TENNIS – Di ROSSANA CAPOBIANCO – Rimane una stagione fin qui insolita rispetto alle ultime: di chi è il merito? Wawrinka ha lanciato l’assalto ai Fab Four, gli altri stanno andando dietro? Tsonga dice: “Avrei dovuto vincere io quello Slam, anni prima”.
Djokovic sembrava aver riportato la Restaurazione tra Indian Wells e Miami; California e Florida ai suoi piedi, era parso a tutti che il 2014, fin lì piuttosto bizzarro quanto a risultati e protagonisti, i “cannibali” del circuito erano tornati a far sentire la propria presenza.
A Monte-Carlo, lo shock: proprio nel Principato, luogo di dominio terraiolo salvo giusto lo scorso anno nel quale un numero uno del mondo si era permesso di spezzare una continuità quasi imbarazzante, Stan Wawrinka lo fa ancora. Irrompe e si prende la gloria; Wawrinka quest’anno, è bene ricordare, è avanti 6-0 nello scontro contro top ten: Djokovic, Nadal, Federer, Ferrer, Berdych, Raonic. Uno Slam e un MS1000, i primi della carriera.

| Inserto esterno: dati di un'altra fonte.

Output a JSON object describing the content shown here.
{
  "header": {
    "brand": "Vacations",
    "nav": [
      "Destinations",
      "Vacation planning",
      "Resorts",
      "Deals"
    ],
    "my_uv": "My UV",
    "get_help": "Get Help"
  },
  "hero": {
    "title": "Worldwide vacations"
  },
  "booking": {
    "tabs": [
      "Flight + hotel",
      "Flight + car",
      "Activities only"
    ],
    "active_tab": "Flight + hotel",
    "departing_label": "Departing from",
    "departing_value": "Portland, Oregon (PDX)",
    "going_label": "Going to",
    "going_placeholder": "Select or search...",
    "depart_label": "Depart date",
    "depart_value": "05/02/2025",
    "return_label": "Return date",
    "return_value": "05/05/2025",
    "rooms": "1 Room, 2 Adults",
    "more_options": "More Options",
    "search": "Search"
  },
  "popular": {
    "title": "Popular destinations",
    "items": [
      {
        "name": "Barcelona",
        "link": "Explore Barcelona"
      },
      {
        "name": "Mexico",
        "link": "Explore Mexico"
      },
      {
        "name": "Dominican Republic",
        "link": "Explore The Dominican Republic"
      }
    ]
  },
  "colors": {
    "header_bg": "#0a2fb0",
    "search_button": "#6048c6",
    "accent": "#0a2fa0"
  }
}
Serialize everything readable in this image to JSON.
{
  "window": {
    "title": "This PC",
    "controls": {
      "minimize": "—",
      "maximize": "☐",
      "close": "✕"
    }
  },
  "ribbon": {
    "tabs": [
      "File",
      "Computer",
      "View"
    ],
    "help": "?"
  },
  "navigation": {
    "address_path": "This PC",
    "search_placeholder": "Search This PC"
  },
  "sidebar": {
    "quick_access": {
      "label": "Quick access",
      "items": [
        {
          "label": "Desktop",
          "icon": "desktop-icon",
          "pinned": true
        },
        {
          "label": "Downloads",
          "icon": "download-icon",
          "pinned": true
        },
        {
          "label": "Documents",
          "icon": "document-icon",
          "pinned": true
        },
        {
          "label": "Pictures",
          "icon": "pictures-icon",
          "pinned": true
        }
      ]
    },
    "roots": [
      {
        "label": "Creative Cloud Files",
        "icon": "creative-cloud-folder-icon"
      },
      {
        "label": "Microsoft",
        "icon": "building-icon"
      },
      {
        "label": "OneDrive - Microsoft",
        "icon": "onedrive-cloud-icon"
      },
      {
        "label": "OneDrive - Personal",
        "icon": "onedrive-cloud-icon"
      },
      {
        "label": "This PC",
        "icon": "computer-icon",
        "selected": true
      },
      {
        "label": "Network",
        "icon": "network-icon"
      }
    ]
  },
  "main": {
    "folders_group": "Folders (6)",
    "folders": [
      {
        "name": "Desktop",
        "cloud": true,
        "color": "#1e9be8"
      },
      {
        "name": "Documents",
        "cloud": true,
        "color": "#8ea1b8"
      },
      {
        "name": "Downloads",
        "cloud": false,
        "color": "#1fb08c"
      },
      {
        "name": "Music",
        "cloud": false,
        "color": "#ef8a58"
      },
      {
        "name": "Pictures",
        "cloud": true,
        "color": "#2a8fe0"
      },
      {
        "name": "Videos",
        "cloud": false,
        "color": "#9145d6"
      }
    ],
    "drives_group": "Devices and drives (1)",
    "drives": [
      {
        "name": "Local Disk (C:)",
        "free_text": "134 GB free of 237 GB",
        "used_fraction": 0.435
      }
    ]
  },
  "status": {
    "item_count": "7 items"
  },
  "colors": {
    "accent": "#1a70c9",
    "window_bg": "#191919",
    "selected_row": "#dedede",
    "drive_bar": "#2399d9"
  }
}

Sembra quasi che Stan abbia indicato la via, una sorta di “ribellione” da parte di chi da anni è costretto a recitare un ruolo marginale e che dei Fab Four (ormai decisamente defunti nel loro ruolo) non ne può più: così David Ferrer e Nico Almagro, da tempo considerati “vassalli” del più vincente compatriota Rafa Nadal, trovano il modo di batterlo.
D’accordo, non era il miglior Nadal -e ci mancherebbe- ma quante volte sia Ferrer che Almagro sono stati vicino a battere Nadal, anche sulla terra e se la siano poi fatta un po’ sotto?
Questa volta no, questa volta hanno creduto fino all’ultimo punto alle loro possibilità, malgrado il campionissimo si fosse rifatto sotto.
Stessa cosa accaduta proprio a Wawrinka in finale a Monte-Carlo, nella quale dovette rimontare e vincere un difficile tie-break per poi dominare nel terzo parziale il suo mentore, Roger Federer. Wawrinka che veniva certo dalla fiducia e dalla convinzione post-Melbourne, ma anche dalle delusioni negli States, probabilmente causate dalla sbornia dopo il primo successo, quello che realmente ti cambia vita e carriera.
Le vittorie in settimana sulla terra di Nishikori a Barcellona e Dimitrov a Bucharest fanno pensare a una generazione comunque deludente ma che finalmente inizia ad emergere, sebbene non a livelli ancora altissimi; non sono riusciti a fare exploit clamorosi, in tornei dello Slam soprattutto, ma trovano finalmente la forza di vincere con continuità, in attesa di una ATP che almeno in parti si rinnovi.